Financial regulators have summoned the heads of major exchanges including the New York Stock Exchange Euronext and Nasdaq OMX Group to Washington on Monday to discuss how conflicting trading rules may have contributed to Thursday's historic stock market plunge.
Securities and Exchange Commission Chairman Mary Schapiro on Friday called top executives at major financial exchanges to announce the Monday meeting, said a person familiar with the situation.
Meeting participants are expected to weigh possible solutions to reconcile the often-conflicting rules written and enforced by different exchanges, said the person, who spoke on the condition of anonymity because he was not authorized to discuss the matter publicly.
Regulators and exchanges have been poring over data from millions of trades trying to pinpoint what caused Thursday's massive, computerized sell-off, which at one point had the Dow Jones Industrial Average down by nearly 1,000 points. The Dow later recovered to close the session down 342 points. White House homeland security and counterterrorism adviser John Brennan told "Fox News Sunday" that there is no evidence that a cyber attack was behind the chaos.
The SEC is leading the investigation with the Commodity Futures Trading Commission. Those agencies are ultimately responsible for overseeing markets, but they rely heavily on exchanges to write and enforce their own rules. And the exchanges' rules vary widely.
As regulators seek to understand the root cause of Thursday's dive, they again are relying on the exchanges — this time to flag suspicious trades and help the SEC narrow the focus of its probe.
One reason: Market-wide trading data is not collected in a single location. Instead, each exchange's trades are reported to its designated self-regulator — often part of the same company that owns the exchange.
Regulators now believe the disruption was caused by a toxic, not-yet-understood, feedback loop created when multiple trading schemes interacted, according to people familiar with the situation. That contradicts earlier speculation that the trigger was a small number of erroneous trades.
That means it could take weeks to sort out the problem, said the people, who spoke on condition of anonymity because they were not authorized to discuss the investigation.
Thursday's volatility highlighted the way high-speed computerized trading can undermine efforts to take a broader view of the market.
High-frequency trading uses mathematical models and computers to buy and sell huge numbers of shares in milliseconds. It accounts for two-thirds of all stock trading in the U.S., and proponents say it makes the stock market run more smoothly by efficiently connecting buyers and sellers.
But on Thursday, in an effort to counteract rapid market swings, the New York Stock Exchange invoked a measure to slow down trading. Some analysts believe that drove some trades onto other electronic exchanges, leaving fewer buyers and sellers to help set prices. That means the few actors left had disproportionate effects on stock prices, feeding the volatility.

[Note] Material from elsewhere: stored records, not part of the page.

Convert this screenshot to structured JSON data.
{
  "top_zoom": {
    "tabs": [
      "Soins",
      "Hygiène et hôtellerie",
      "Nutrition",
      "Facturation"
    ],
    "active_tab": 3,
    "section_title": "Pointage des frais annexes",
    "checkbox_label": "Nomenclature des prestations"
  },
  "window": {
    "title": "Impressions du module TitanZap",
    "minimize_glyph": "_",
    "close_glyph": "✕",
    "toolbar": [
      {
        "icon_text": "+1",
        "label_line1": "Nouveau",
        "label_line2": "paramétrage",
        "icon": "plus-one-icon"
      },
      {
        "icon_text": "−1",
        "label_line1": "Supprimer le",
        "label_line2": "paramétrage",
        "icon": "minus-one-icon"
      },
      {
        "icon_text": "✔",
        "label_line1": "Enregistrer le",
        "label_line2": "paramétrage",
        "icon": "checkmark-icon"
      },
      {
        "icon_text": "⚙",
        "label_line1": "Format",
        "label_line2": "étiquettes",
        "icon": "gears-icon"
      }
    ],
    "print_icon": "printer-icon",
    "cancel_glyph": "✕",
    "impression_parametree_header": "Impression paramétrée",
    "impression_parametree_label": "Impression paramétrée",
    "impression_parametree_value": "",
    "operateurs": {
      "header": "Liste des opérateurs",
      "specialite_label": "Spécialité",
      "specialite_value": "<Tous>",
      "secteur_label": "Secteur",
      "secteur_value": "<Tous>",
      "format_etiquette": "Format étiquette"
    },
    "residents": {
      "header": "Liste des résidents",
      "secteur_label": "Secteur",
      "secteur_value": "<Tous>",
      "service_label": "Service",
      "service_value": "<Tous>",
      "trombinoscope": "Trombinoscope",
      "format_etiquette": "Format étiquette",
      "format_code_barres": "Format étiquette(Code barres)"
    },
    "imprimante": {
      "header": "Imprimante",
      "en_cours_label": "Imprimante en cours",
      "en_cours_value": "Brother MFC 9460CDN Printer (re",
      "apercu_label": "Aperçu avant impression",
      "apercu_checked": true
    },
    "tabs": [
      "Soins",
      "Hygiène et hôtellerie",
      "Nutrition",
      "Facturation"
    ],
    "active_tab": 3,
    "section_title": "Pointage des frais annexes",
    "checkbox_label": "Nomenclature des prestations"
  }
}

The turbulence continued Friday. Amid anxiety about the unexplained plunge and a growing debt crisis in Europe, the Dow fell as much as 280 points then climbed to positive territory briefly before closing down almost 139.

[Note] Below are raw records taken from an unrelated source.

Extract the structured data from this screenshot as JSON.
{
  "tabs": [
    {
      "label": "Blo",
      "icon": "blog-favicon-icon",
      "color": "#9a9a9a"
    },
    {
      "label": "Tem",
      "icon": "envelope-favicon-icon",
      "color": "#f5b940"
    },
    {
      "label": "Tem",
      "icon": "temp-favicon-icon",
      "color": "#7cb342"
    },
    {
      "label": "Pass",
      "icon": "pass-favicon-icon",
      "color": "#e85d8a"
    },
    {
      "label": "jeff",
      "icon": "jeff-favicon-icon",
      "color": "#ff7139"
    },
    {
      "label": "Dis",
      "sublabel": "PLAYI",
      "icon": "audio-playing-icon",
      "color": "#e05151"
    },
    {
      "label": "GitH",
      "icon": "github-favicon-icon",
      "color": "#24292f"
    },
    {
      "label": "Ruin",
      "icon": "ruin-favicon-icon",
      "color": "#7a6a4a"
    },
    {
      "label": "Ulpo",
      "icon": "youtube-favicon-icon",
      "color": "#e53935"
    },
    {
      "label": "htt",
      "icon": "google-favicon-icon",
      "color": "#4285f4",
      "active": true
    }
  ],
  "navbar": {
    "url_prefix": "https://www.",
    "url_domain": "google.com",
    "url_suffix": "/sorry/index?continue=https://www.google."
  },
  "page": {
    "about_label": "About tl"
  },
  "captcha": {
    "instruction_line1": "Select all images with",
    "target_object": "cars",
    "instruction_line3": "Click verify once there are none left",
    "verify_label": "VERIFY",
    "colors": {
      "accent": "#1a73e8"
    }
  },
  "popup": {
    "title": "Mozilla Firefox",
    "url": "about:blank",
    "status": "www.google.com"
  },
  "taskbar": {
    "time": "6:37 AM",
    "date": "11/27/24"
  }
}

A top industry official said in a speech Friday that modern financial markets have grown so fast and are so complex that regulators must weigh new measures to help prevent events like Thursday's.
"With the huge changes in the market we need again to look at market structure," said Rick Ketchum, CEO of the Financial Industry Regulatory Authority, a private self-regulatory group that oversees the Nasdaq.

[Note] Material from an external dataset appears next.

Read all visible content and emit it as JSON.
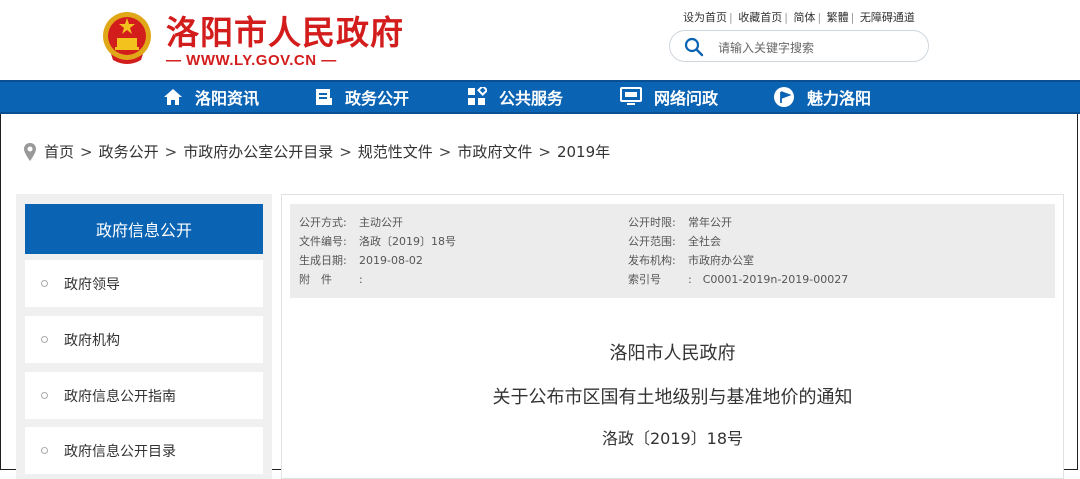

Ketchum said firms with direct market access need safety shut-off valves so they don't "continuously feed in orders" after market drops and should consider the risk of rapid liquidity problems in fast-moving markets.
"There need to be shock absorbers in the market," Ketchum said. "We can't be in this position of redesigning what happens in trades and making decisions in what trades should be broken with respect to markets that go close to zero. That isn't an acceptable place."
On Capitol Hill this week, Sens. Ted Kaufman, D-Del., and Mark Warner, D-Va., are expected to continue working with Senate Banking Committee members to insist that the SEC and the CFTC undertake a thorough study of high-frequency trading and other tools that move markets in the blink of an eye.
The measure would be part of a broad overhaul of financial regulations being debated by Congress.
On Tuesday, Rep. Paul Kanjorski, D-Pa., will hold a hearing into Thursday's market activity. A witness list has not yet been announced. Kanjorski's subcommittee — which is responsible for overseeing and crafting legislation on capital markets — hasn't held a hearing on flash trading to this point.
U.S. stock futures were rising Sunday evening as European finance ministers discussed a massive loan package designed to prevent Greece's debt crisis from spreading throughout the eurozone. Dow futures were up 165, or 1.6 percent, at 10,500. Nasdaq futures were up 30.75, or 1.7 percent, at 1,879.25; while S&P futures rose 18.80, or 1.7 percent, to 1,125.80.